Palavras-chave: Indicador de Momento de Carga (LMI); Limitador de Carga; Dispositivos de Segurança; Princípios de Funcionamento; Análise

Nomenclatura / Abreviaturas

Símbolo / Termo Definição / Unidade
LMI Indicador de momento de carga
W Peso da carga a levantar (t ou kg)
r Raio de ação / braço de momento (m)
M_real Momento de elevação real (kN·m ou t·m)
Classificação M Momento de elevação nominal no raio atual (kN·m ou t·m)
θ Ângulo da lança (°)
L Comprimento da lança (m)
n Fator de passagem do cabo de aço (adimensional)
ISO 10245 Série ISO sobre dispositivos de limitação e indicação para gruas
GB/T 12602 Norma chinesa: Dispositivos de proteção contra sobrecarga para gruas

Introdução

Nos sistemas industriais modernos, as gruas são amplamente utilizadas na engenharia de construção, na construção de pontes, na logística portuária e no setor aeroespacial, desempenhando tarefas críticas no manuseamento de materiais pesados. No entanto, as operações de elevação caracterizam-se normalmente por riscos elevados, alterações dinâmicas e condições de trabalho complexas. Acidentes catastróficos, tais como o capotamento de equipamentos e a fratura de lanças, ocorrem ocasionalmente. De acordo com as normas de segurança relevantes — incluindo a ISO 10245 (Guindastes — Dispositivos de limitação e indicação), a GB/T 12602 (Dispositivos de proteção contra sobrecarga para guindastes), EN 13000 (Guindastes móveis), ANSI/ASME B30.5 (Guindastes móveis e sobre carris), e a norma OSHA 29 CFR 1926 Subparte CC (Guindastes e gruas de construção) —, as máquinas de guindaste devem estar equipadas com dispositivos de proteção de segurança abrangentes, entre os quais os Indicadores de Momento de Carga (LMI) e os Limitadores de Carga funcionam como a última linha de defesa contra a sobrecarga do equipamento.

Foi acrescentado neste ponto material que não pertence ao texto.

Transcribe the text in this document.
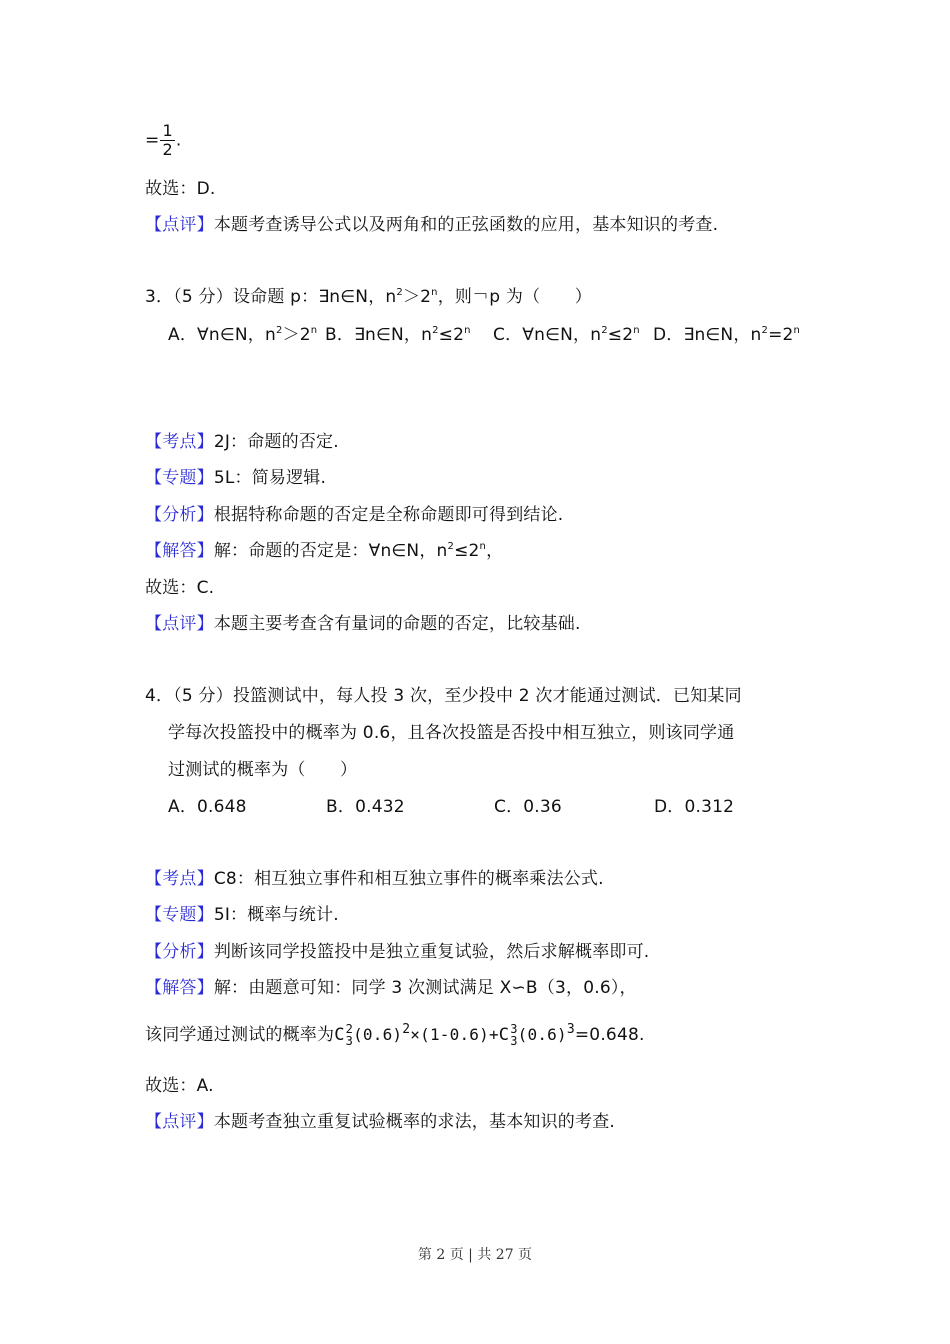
= $\frac{1}{2}$ .
故选：D.
【点评】本题考查诱导公式以及两角和的正弦函数的应用，基本知识的考查.
3．（5 分）设命题 p：∃n∈N，$n^2>2^n$，则￢p 为（　　）
A．∀n∈N，$n^2>2^n$ B．∃n∈N，$n^2\le 2^n$ C．∀n∈N，$n^2\le 2^n$ D．∃n∈N，$n^2=2^n$
【考点】2J：命题的否定.
【专题】5L：简易逻辑.
【分析】根据特称命题的否定是全称命题即可得到结论.
【解答】解：命题的否定是：∀n∈N，$n^2\le 2^n$，
故选：C.
【点评】本题主要考查含有量词的命题的否定，比较基础.
4．（5 分）投篮测试中，每人投 3 次，至少投中 2 次才能通过测试．已知某同
学每次投篮投中的概率为 0.6，且各次投篮是否投中相互独立，则该同学通
过测试的概率为（　　）
A．0.648	B．0.432	C．0.36	D．0.312
【考点】C8：相互独立事件和相互独立事件的概率乘法公式.
【专题】5I：概率与统计.
【分析】判断该同学投篮投中是独立重复试验，然后求解概率即可.
【解答】解：由题意可知：同学 3 次测试满足 X∽B（3，0.6），
该同学通过测试的概率为 C 2
3 $(0.6)^2\times(1-0.6)+ C$ 3
3 $(0.6)^3=0.648$.
故选：A.
【点评】本题考查独立重复试验概率的求法，基本知识的考查.
第 2 页 | 共 27 页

Embora ambos sejam dispositivos de segurança concebidos para evitar sobrecargas, existe frequentemente um equívoco cognitivo nas aplicações práticas de engenharia e na investigação académica que equipara os «indicadores de momento de carga» simplesmente aos «limitadores de carga». Na verdade, um indicador de momento de carga centra-se no produto da força pelo braço de momento, envolvendo a estabilidade e a resistência estrutural do equipamento; enquanto que um limitador de carga se centra exclusivamente na magnitude da força gravitacional da carga. Com o desenvolvimento da tecnologia de sensores e de algoritmos de controlo inteligentes, estes dois dispositivos evoluíram das primeiras estruturas puramente mecânicas para sistemas eletrónicos inteligentes de alta precisão.

O presente artigo tem como objetivo analisar sistematicamente os seus princípios técnicos, diferenças funcionais e mecanismos sinérgicos, através de uma revisão da literatura e de uma análise dos princípios, fornecendo referências teóricas para a conceção e utilização seguras de equipamento de gruas.

**Metodologia:** Esta revisão adota um quadro de comparação estruturado que abrange quatro dimensões: (1) princípio físico e evolução tecnológica, (2) lógica de controlo e âmbito das variáveis, (3) relação de acoplamento em condições de funcionamento variáveis e (4) padrões de aplicação no terreno. A análise baseia-se em normas publicadas (ISO, GB, EN, ASME), literatura sujeita a revisão por pares e observações de casos representativos. Os exemplos quantitativos utilizam parâmetros ilustrativos para maior clareza pedagógica; os valores reais devem seguir os manuais específicos dos equipamentos e os regulamentos locais.

1. Princípios e evolução tecnológica dos indicadores de momento de carga

O objetivo principal de um indicador de momento de carga reside na prevenção do capotamento total ou da falha estrutural de uma grua, causados pelo momento de elevação exceder o valor nominal. A sua implementação técnica evoluiu, principalmente, de sistemas mecânicos para sistemas eletrónicos.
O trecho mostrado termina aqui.